I did many side-angle standing poses this way today. Because I could control the minutest of actions, I was able to have a really rich experience. I felt my musculature from foot to head on a number of occasions. I moved things around from the inside which allows for a lot of shifting, very little of which expresses itself in movement of the muscles and bones. When I did a supported backbend, instead of keeping my legs in my "regular" position, I extended them slowly in different directions, lengthened them to straight and observed how the movement (and limiters of that movement) interacted. My brain talked to my body. Increasingly I wonder if this sensation is straight-up neurochemical or meta. You know, energetic, for the Californians among us. I happen to feel that it matters not and, either way, I am privileged to have this awareness.

And then I went to my next thought wave: What is the relationship between pain and mobility?

Hear me out. In yoga, we talk a lot about quantifying pain as a mechanism by which we can ascertain safety in the pose. That's a post in itself, so I won't dwell here, but today I want to consider this question through the prism of myofascial and/or arthritic pain. All you need to do is pull up a website and you'll see pretty pictures articulating the simple (and hurtful) mechanism of joint and bone degeneration which drags muscles and nerves along for the ride. People with arthritis experience pain at a most interior (amorphous) level, sometimes extremely and relentlessly.  I posit that, when the arthritic person doesn't engage the affected area(s) in very frequent targeted activity, inflammation catalyses a decrease in one's mobility as pertains to one's previous full range of motion. But to move, except very consciously, can also bring pain. The less refined one's movement (and this is defined entirely by the individual), the more the muscles and bones have to work with brute strength - and if they misfunction just slightly - nerve compression can be the result.

Sort of sounds like you're damned if you do and you're damned if you don't.

But I believe that's a flawed perspective. What careful movement does is maintain mobility. And stability is in mobility. Incremental improvement and the delayed onset of serious symptomology are prime features of mobility.

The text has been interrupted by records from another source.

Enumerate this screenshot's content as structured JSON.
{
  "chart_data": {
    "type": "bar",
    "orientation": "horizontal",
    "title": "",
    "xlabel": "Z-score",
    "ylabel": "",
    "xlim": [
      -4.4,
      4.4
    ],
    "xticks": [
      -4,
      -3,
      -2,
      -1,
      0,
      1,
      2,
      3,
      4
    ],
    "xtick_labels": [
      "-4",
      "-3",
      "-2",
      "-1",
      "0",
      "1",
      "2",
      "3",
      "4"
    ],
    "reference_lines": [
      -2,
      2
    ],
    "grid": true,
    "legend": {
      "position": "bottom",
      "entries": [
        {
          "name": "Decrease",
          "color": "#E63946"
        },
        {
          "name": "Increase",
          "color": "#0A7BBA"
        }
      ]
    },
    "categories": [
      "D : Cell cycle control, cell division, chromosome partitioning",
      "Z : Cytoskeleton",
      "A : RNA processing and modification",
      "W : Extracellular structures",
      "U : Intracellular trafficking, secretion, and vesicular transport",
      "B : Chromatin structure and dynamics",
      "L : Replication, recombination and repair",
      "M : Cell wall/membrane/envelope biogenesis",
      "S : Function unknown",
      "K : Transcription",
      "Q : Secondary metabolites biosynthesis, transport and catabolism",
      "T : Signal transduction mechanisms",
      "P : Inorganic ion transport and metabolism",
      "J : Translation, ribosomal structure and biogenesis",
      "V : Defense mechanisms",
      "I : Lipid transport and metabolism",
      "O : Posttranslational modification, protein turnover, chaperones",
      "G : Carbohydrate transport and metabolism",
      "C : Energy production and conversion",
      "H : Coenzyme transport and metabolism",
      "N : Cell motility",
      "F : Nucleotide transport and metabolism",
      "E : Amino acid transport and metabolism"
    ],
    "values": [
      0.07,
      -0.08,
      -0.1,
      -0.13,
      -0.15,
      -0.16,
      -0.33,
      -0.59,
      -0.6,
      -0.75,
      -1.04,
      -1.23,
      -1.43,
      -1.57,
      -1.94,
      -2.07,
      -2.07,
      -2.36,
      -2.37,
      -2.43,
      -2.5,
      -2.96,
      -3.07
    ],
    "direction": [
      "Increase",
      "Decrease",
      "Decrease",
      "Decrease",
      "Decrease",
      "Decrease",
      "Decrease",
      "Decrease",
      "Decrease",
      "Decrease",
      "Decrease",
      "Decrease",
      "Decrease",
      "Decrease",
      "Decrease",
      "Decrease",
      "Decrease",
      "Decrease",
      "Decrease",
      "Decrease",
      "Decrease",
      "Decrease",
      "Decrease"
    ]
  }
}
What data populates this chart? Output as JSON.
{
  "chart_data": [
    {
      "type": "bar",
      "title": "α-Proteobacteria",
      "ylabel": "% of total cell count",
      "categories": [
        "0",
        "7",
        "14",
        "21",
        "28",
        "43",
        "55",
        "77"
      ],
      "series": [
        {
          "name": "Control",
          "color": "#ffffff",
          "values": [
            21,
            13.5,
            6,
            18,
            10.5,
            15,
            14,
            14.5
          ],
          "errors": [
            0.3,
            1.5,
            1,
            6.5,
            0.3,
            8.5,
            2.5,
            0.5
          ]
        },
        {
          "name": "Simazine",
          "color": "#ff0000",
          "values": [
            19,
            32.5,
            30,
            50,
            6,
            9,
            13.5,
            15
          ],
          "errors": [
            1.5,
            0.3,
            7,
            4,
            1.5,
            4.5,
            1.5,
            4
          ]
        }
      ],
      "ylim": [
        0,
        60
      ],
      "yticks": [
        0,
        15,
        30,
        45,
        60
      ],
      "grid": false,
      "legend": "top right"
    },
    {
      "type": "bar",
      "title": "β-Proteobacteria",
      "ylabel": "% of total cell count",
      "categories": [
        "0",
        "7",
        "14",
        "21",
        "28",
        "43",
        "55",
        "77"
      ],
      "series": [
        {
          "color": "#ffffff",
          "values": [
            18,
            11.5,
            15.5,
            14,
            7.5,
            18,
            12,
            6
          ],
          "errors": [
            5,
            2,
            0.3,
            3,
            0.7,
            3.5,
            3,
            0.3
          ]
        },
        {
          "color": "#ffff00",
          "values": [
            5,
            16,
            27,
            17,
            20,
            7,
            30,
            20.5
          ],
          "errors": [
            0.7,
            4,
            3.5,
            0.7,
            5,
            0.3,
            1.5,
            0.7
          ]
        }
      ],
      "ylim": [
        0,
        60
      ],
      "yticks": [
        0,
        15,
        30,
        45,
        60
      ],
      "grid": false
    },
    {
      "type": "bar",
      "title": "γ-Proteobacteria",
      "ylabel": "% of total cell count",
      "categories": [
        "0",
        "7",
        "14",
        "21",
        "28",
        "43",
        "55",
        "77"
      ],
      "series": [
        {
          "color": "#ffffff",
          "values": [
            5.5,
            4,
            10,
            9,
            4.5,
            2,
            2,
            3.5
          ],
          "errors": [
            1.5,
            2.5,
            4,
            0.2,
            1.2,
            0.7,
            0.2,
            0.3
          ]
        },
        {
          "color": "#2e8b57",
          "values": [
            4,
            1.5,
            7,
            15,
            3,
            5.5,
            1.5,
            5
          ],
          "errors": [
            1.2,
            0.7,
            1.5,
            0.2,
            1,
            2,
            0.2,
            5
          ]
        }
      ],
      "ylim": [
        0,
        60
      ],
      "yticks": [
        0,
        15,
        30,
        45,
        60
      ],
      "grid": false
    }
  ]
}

Mobility isn't a "nice to have" - it's core.

Yoga is the most profoundly personal thing I have ever experienced. I am a constant student in that I am always learning and in that I am sincere. Mind you, I spent a very long time being sincere and yet I couldn't quantify what was happening in my body. Ironically, though I was probably seeking contentment, pain has been the self-awareness tipping point for me - particularly given its phased onset. It's compelled me to move my practice out of my extrinsic body and into the crevices.  

So, if I must sometimes incur pain to be agile (and I speak of this as an intermittent outcome of a mindful practice) that's a trade-off I'm willing to make. Strangely, it's empowering. Because it makes me feel like my pain is meaningful, maybe even slightly volitional. It makes me feel like it's for the greater good.

*In truth, one doesn't need a degree in yoga to know that standing poses are indicated for arthritis / musculoskeletal conditions. But, really, it eventually becomes very clear that any number of poses which might, theoretically, be good, can actually be very harmful (likely because of how they're being performed but sometimes because a pose is not warranted).